Ende der Ära Merkel Bis zum Schluss ohne Pathos
In diesem Jahr ging eine Ära zu Ende: 16 Jahre lang regierte Merkel als Bundeskanzlerin. Ihre Amtszeit war von vielen Krisen geprägt. Auf Pathos verzichtete Merkel - selbst bei ihrem Abschied.
Es ist die Musik, die für lange Zeit mit dem Abschied von Angela Merkel verbunden bleibt: Beim Großen Zapfenstreich am Abend des 2. Dezember spielt das Musikkorps der Bundeswehr Merkels Lieblingssong aus der früheren DDR.
"Du hast den Farbfilm vergessen" entlockt der Kanzlerin zumindest ein Lächeln. Ansonsten fließen keine Abschiedstränen - anders als bei ihren Amtsvorgängern Gerhard Schröder und Helmut Kohl.
Auch ihre kurze Abschiedsrede enthält kein Pathos. Dafür aber eine Art politisches Vermächtnis von der Frau, die in aller Welt für ihre Kompromissfähigkeit geschätzt wurde: "Ich möchte dazu ermutigen, auch zukünftig die Welt immer auch mit den Augen des anderen zu sehen, also auch die manchmal unbequemen und gegensätzlichen Perspektiven des Gegenübers wahrzunehmen, sich für den Ausgleich der Interessen einzusetzen."
Bundeskanzlerin Angela Merkel beim Großen Zapfenstreich zu ihrem Ausscheiden aus dem Amt
So viele Krisen wie nie
Daran hat sich Deutschlands erste Bundeskanzlerin selbst gehalten: Auch mit schwierigen Rivalen wie Putin, Erdogan oder Chinas Präsident Xi ließ sie den Gesprächsfaden nie abreißen. Keiner ihrer Amtsvorgänger musste so viele Krisen wie sie bewältigen: erst die Finanz- und dann die Euro-Krise, Ukraine-Krieg und Flüchtlingskrise, Brexit und Corona-Krise.
An ihrem letzten Amtstag ist die Corona-Lage in Deutschland schlimmer denn je. Die Sieben-Tage-Inzidenz liegt bei 439. Merkel, die von Beginn an mahnte, die Lage ernst zu nehmen, macht in ihrer Abschiedsrede den Bundesbürgern dennoch Mut: "Ich bin überzeugt, dass wir die Zukunft auch weiterhin dann gut gestalten können, wenn wir uns nicht mit Missmut, mit Missgunst, mit Pessimismus, sondern mit Fröhlichkeit im Herzen an die Arbeit machen."
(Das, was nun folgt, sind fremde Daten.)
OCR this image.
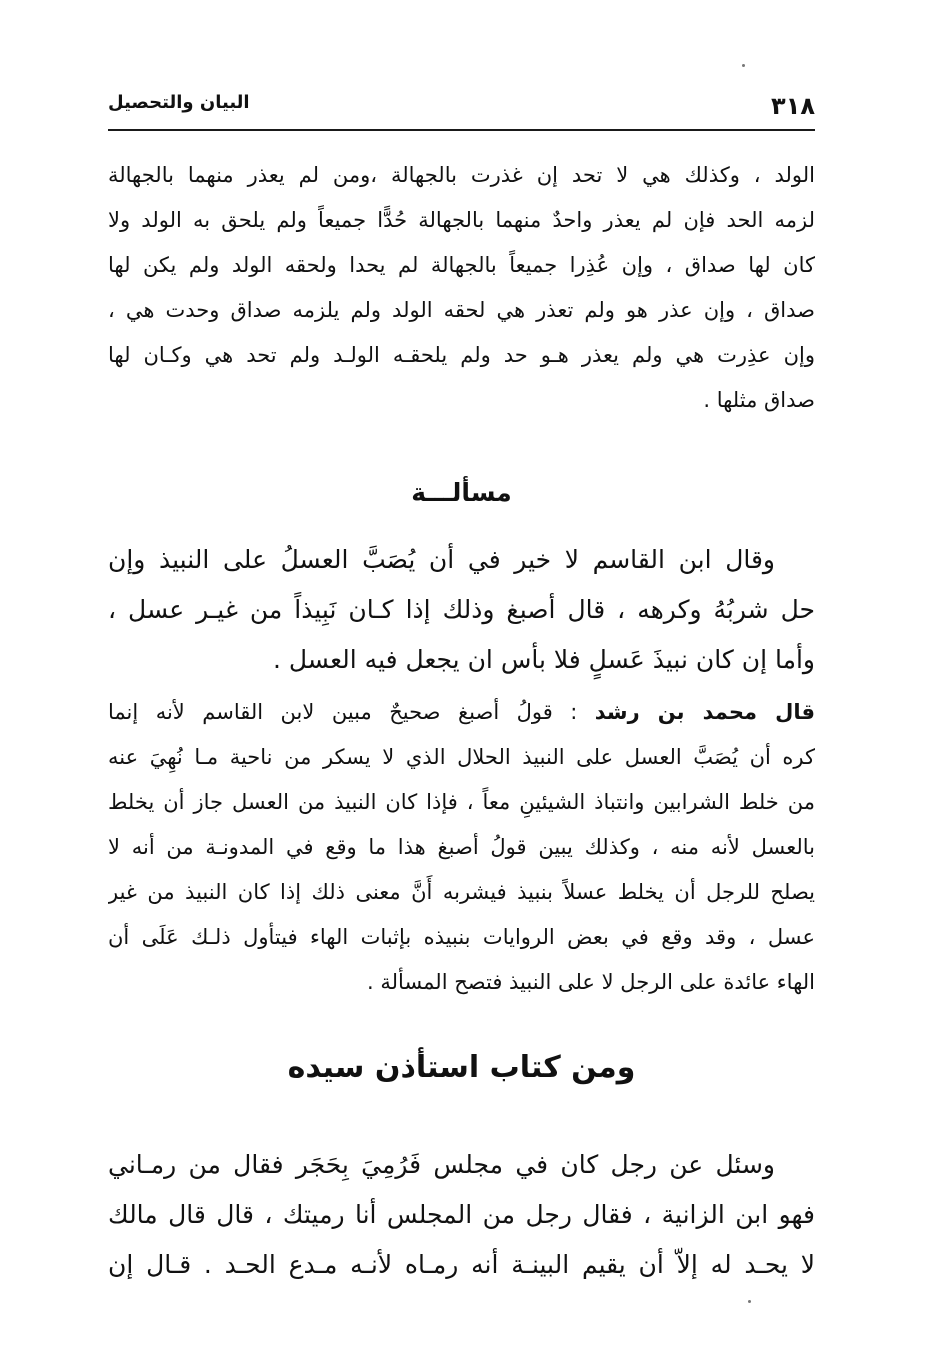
٣١٨
البيان والتحصيل
الولد ، وكذلك هي لا تحد إن غذرت بالجهالة ،ومن لم يعذر منهما بالجهالة
لزمه الحد فإن لم يعذر واحدٌ منهما بالجهالة حُدًّا جميعاً ولم يلحق به الولد ولا
كان لها صداق ، وإن عُذِرا جميعاً بالجهالة لم يحدا ولحقه الولد ولم يكن لها
صداق ، وإن عذر هو ولم تعذر هي لحقه الولد ولم يلزمه صداق وحدت هي ،
وإن عذِرت هي ولم يعذر هـو حد ولم يلحقـه الولـد ولم تحد هي وكـان لها
صداق مثلها .
مسألـــة
وقال ابن القاسم لا خير في أن يُصَبَّ العسلُ على النبيذ وإن
حل شربُهُ وكرهه ، قال أصبغ وذلك إذا كـان نَبِيذاً من غيـر عسل ،
وأما إن كان نبيذَ عَسلٍ فلا بأس ان يجعل فيه العسل .
قال محمد بن رشد : قولُ أصبغ صحيحٌ مبين لابن القاسم لأنه إنما
كره أن يُصَبَّ العسل على النبيذ الحلال الذي لا يسكر من ناحية مـا نُهِيَ عنه
من خلط الشرابين وانتباذ الشيئينِ معاً ، فإذا كان النبيذ من العسل جاز أن يخلط
بالعسل لأنه منه ، وكذلك يبين قولُ أصبغ هذا ما وقع في المدونـة من أنه لا
يصلح للرجل أن يخلط عسلاً بنبيذ فيشربه أَنَّ معنى ذلك إذا كان النبيذ من غير
عسل ، وقد وقع في بعض الروايات بنبيذه بإثبات الهاء فيتأول ذلـك عَلَى أن
الهاء عائدة على الرجل لا على النبيذ فتصح المسألة .
ومن كتاب استأذن سيده
وسئل عن رجل كان في مجلس فَرُمِيَ بِحَجَر فقال من رمـاني
فهو ابن الزانية ، فقال رجل من المجلس أنا رميتك ، قال قال مالك
لا يحـد له إلاّ أن يقيم البينـة أنه رمـاه لأنـه مـدع الحـد . قـال إن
"Schauen wir mal, wo ich auftauche"
In den Wochen nach der Bundestagswahl sorgt die scheidende Kanzlerin für eine reibungslose Machtübergabe. Ihren Nachfolger Olaf Scholz nimmt sie schon beim G20-Gipfel in Rom zu allen Gesprächen mit. Die unaufgeregte und professionelle Art des Machtwechsels in Deutschland wird weltweit gelobt.
Bis zum letzten Tag im Kanzleramt spricht Merkel nicht gern über das, was danach kommt. Einen kleinen Einblick gab sie im Juli Studierenden der Johns Hopkins Universität in Baltimore. Erstmal wolle sie überlegen, was sie eigentlich interessiert und "dann werde ich vielleicht versuchen, was zu lesen. Dann werden mir die Augen zufallen, weil ich müde bin. Dann werde ich ein bisschen schlafen, und dann schauen wir mal, wo ich auftauche."
Nächstes Projekt: Memoiren schreiben
Auf jeden Fall will Merkel reisen. Sie könne sich vorstellen, im Ruhestand all jene Städte zu besuchen - so Merkel in einem Interview - in denen sie einen Ehrendoktor bekommen hat. Das wären dann 19 Städtetouren: von New York und Baltimore über Jerusalem und Haifa, bis nach Seoul und Nanjing in China.
Ein weiteres politisches Amt strebt Merkel nicht an. Ihre langjährige Büroleiterin Beate Baumann verriet kürzlich, was sie und ihre Chefin in den nächsten zwei bis drei Jahren gemeinsam vorhaben: Merkels politische Memoiren schreiben - und zwar ohne Ghostwriter. Genügend Stoff für ihr Buch hat sie: In ihrer 16-jährigen Amtszeit erlebte Merkel vier US-Präsidenten, vier Präsidenten aus Frankreich, neun aus Italien und sie hatte mit acht SPD-Vorsitzenden plus Interimschefs zu tun. Kein Zweifel: In diesem Jahr ging eine Ära zu Ende. Und irgendwann verschwindet auch ihr Abschiedssong aus den Ohren.